O que fica

Taís Civitarese

Finalmente assisti a “Ainda estou aqui” (este texto contém muitos spoilers do filme). O momento foi oportuno porque esta semana teve início o julgamento da recente tentativa de golpe de Estado em nosso país. O filme ajuda a entender o horror de viver sob uma ditadura fascista e mostra do que escapamos e por que os autores devem ser responsabilizados.

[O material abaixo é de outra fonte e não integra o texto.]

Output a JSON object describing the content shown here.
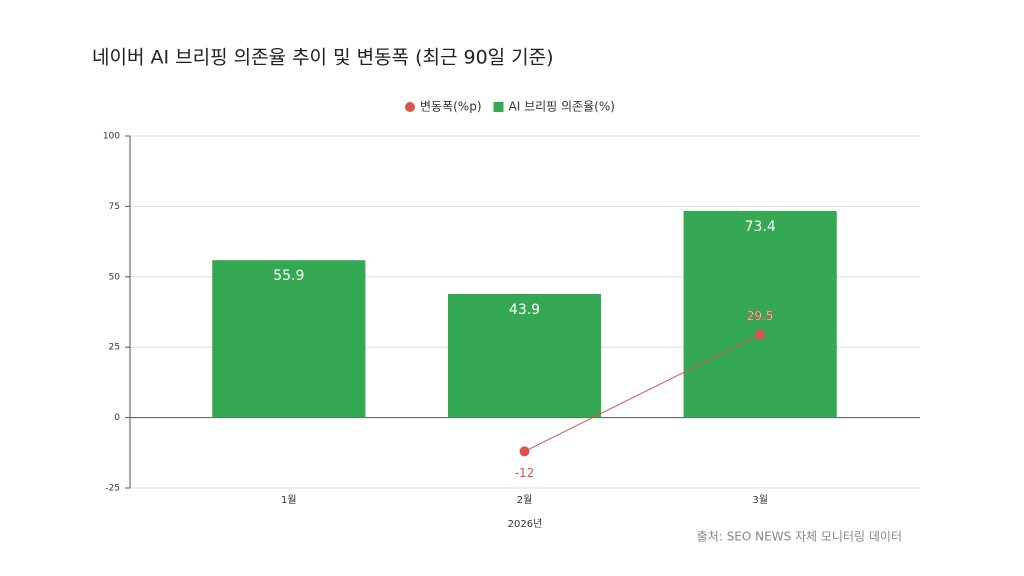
{
  "chart_data": {
    "type": "bar",
    "title": "네이버 AI 브리핑 의존율 추이 및 변동폭 (최근 90일 기준)",
    "x_label": "2026년",
    "source": "출처: SEO NEWS 자체 모니터링 데이터",
    "categories": [
      "1월",
      "2월",
      "3월"
    ],
    "series": [
      {
        "name": "변동폭(%p)",
        "type": "line",
        "color": "#d9534f",
        "values": [
          null,
          -12,
          29.5
        ]
      },
      {
        "name": "AI 브리핑 의존율(%)",
        "type": "bar",
        "color": "#34a853",
        "values": [
          55.9,
          43.9,
          73.4
        ]
      }
    ],
    "ylim": [
      -25,
      100
    ],
    "yticks": [
      -25,
      0,
      25,
      50,
      75,
      100
    ],
    "grid": true,
    "legend": "top"
  }
}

Entre cenas violentas e algumas tomadas nostálgicas – como o momento em que a família toma sorvete de passas ao rum -,  houve duas situações no filme que me emocionaram bastante. A primeira foi quando o personagem Baby, amigo de Rubens Paiva, explica a Eunice Paiva sobre os motivos do marido dela ter sido preso. Ele diz: “(No contexto da ditadura), não tem como não fazer nada, Eunice!”. Com essa frase, entendi que lhe parecia impossível permanecer inerte diante da opressão imposta pelo regime. Que para ele e o amigo era inconcebível não reagir em oposição às medidas injustas, o que justificava a atuação de Rubens e sua consequente prisão. Isso me transmitiu um forte senso de caráter e de coragem.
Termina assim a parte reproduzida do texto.